Brothers and sisters of banker Denis Finnegan handed in a petition signed by 5,000 people to Downing Street demanding tighter controls on dangerous individuals.

Mr Finnegan was stabbed to death in a motiveless attack while cycling through Richmond Park last September. The Old Bailey heard how paranoid schizophrenic John Barrett, who had a long history of violence, had been allowed to walk out of Springfield Hospital in Tooting.

He bought a set of kitchen knives at a B&Q store and went to the park to lie in wait for a victim. He claimed voices told him not to murder either a woman, a child or an elderly person. Mr Finnegan, who would have been 51 today, was the first passer-by to fit his criteria.

His family's petition calls on the Government to reform the way psychiatric patients are treated. They want:

  • Patients returned to secure hospitals as soon as they breach release conditions.
  • A culture change so psychiatrists no longer see detaining patients as a "failure".
  • Better communication between hospitals, community staff and police.

The victim's brother, John Finnegan, said: "I think what I am doing is what Denis would have done for me. As long as I can say I have done something about what happened to Denis, then I won't have let him down too much.

"Patients have to stick to the terms and conditions on which they were released and not get the benefit of the doubt. One condition broken should mean a recall to hospital for a patient who is known to be violent and dangerous."

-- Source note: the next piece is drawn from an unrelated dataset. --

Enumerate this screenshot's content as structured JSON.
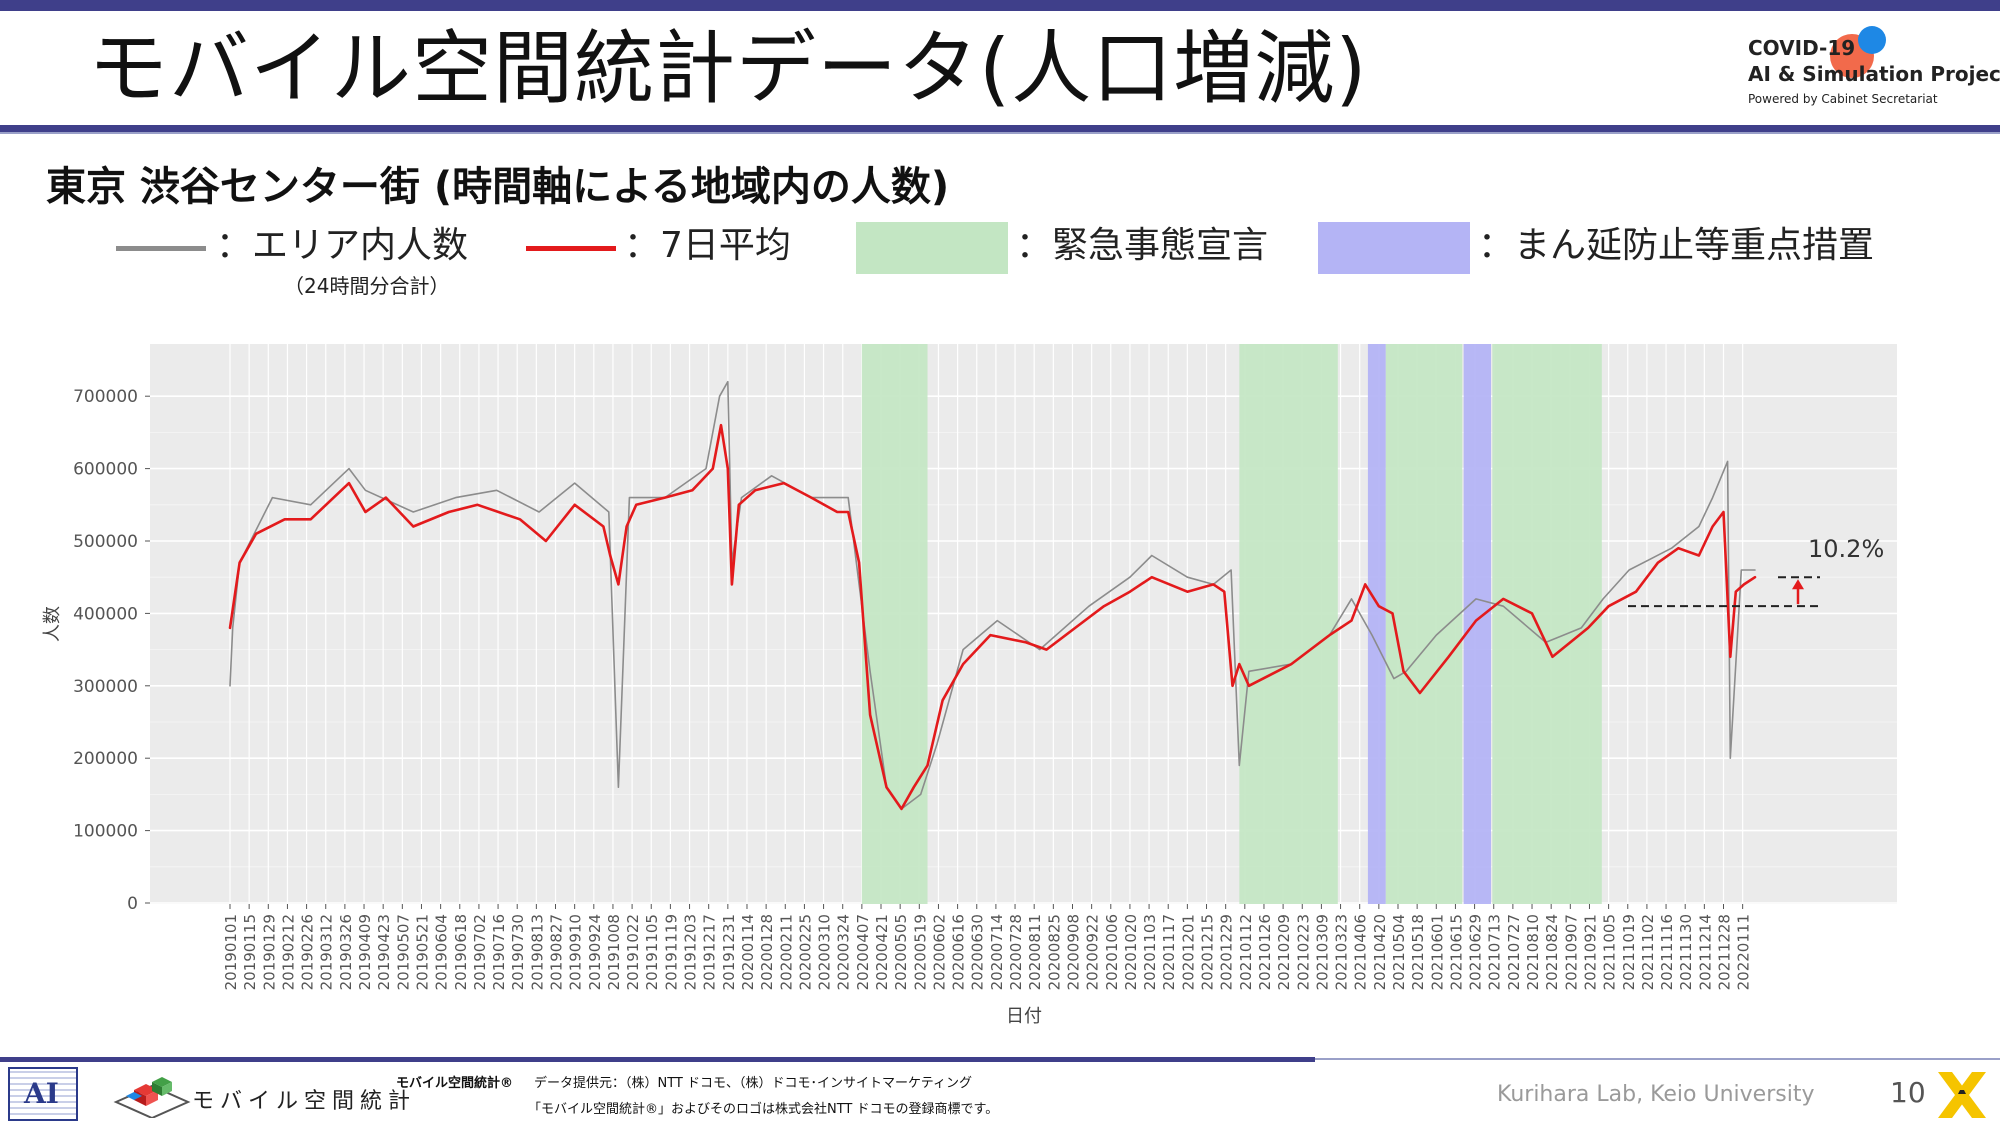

The Finnegans also want more heed to be paid to warnings from the friends and relatives of patients. In Barrett's case, no action was taken despite a series of warnings from his girlfriend.

Mr Finnegan said: "If they had listened to what she said, Denis would still be alive today." The family was backed by the Zito Trust, which campaigns for victims. Trust director Michael Howlett urged the Government to press ahead with proposals in its draft mental health Bill, which was savaged by MPs and peers who said the measures would breach patients' civil liberties.

At Barrett's trial it emerged that he was convicted of wounding in 2002 after he attacked a patient and two nurses at Springfield. He was detained under the Mental Health Act, but then discharged a year later by a tribunal to be treated in the community.

When his condition deteriorated last September he walked into the Springfield and was initially placed in a secure unit as there were no beds on an open ward.

He protested and was given one hour's leave confined to the hospital grounds. He left and went on to kill the next day. An independent inquiry is about to begin.